Ben ki yalnızlık ve kahırdan öleceğim, sizse yalnız vicdan azabından.
Hemdem bildiklerimizin kimi zaman su götürmez elliği yakar bizi; o kadar da bir, o kadar da aynı, o kadar da yakın değilmişizdir... Fakat insan ne kadrișinastır ki kendine saklar hatayı da, ilkin kendini yabancı hisseder; altında ve üstünde, yanında ve içinde olduğu her şeye.
Hemdem olmak bizatihi vakıfiyettir, Bilirim hemhal olmadan hemdem olunmaz.
Nice dost dost değil, nice yar yar etmez; hali senden olmayana su versen çare etmez.

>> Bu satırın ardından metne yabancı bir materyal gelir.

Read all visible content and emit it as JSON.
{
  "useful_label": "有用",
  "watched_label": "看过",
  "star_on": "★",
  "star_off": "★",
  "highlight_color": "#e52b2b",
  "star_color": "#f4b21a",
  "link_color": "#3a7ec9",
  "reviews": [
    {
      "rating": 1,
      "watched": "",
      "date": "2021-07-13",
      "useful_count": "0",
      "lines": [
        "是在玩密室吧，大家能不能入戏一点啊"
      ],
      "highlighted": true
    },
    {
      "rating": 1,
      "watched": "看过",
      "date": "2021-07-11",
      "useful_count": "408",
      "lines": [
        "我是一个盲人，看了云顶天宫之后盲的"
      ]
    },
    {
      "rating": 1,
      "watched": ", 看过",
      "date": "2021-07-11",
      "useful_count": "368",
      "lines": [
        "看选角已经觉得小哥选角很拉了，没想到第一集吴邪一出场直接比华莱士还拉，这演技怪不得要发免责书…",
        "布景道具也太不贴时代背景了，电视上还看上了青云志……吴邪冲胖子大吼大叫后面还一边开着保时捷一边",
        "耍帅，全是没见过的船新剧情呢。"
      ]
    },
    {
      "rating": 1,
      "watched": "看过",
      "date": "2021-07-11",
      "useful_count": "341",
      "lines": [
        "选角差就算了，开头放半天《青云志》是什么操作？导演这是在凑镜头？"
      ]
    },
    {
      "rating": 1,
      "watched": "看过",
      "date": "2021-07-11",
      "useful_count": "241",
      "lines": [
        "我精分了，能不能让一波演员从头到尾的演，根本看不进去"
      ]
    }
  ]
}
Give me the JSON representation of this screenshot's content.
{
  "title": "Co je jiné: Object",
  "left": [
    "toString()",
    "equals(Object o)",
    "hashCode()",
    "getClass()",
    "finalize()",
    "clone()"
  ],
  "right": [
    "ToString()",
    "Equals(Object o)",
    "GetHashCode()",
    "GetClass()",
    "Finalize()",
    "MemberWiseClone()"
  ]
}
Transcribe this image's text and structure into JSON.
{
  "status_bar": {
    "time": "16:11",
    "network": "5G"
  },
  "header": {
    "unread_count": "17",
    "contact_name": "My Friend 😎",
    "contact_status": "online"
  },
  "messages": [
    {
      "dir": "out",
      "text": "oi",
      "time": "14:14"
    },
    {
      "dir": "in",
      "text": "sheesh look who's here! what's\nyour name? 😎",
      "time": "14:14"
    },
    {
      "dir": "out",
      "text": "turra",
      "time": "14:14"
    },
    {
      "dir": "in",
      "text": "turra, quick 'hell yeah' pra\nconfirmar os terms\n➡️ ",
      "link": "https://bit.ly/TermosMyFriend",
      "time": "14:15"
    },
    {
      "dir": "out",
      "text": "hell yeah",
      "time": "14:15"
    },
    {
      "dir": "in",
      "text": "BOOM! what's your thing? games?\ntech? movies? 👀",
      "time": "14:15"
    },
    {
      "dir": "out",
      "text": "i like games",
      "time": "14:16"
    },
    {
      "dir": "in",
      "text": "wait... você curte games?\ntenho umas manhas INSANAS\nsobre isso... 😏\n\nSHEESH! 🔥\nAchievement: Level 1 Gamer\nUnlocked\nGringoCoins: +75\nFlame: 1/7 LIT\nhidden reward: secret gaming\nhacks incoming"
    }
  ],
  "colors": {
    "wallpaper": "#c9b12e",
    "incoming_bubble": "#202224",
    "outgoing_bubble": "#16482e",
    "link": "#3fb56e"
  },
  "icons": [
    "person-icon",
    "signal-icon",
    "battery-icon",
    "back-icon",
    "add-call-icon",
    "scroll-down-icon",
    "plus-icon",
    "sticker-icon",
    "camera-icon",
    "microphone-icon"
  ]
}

Bil ki en zoru bunu anladığın andır, hayatını bölünüp uğruna canını hiç edeceğin seni sevse dahi uzaktır, uzak elken dost uzakken acıtır; hemdemiyeti sızlar acısına erdirmeyen dostun, çırpınırsın hassasiyet meramına kârın.
Neyleyim dost ki hemdem değil,
Halimiz başka, hemhalden ırakta
Adı dost onun, gerisi başka yerde,
Hiç dostun olmamış sen de anladın işte.
Tahammül dahi etmiyorum aslında
Dokuz yaşında bir köpek kadar yorgunum yalnızca
Çok kişi ölüyor arka sokaklarımda, hala
Usulca terk ediyorum kendimi bile
Dayanmıyor pamuklu duvarlarım ıslak halime
Asılı kalmıyor kırık çerçeve, içinde sevgiler
Geçti zannımca zamanım,
Arkadaşlarıma iyi bakın
Koca çınardan yapılma kırık kürdanım şimdi
Ne izim kalır ne eskir yüzüm
Başka çare yok diyedir tüm umudum,
Belki plastik, muhakkak eksik
Zaman, mekan ve kişilerimden oluşan olgunun
Yanlışıyım biliyorum, yalnızıyım olmayanın
Ben bile unutur oluyorum
Köpek gibi sadık severken, köpek gibi ölüyorum.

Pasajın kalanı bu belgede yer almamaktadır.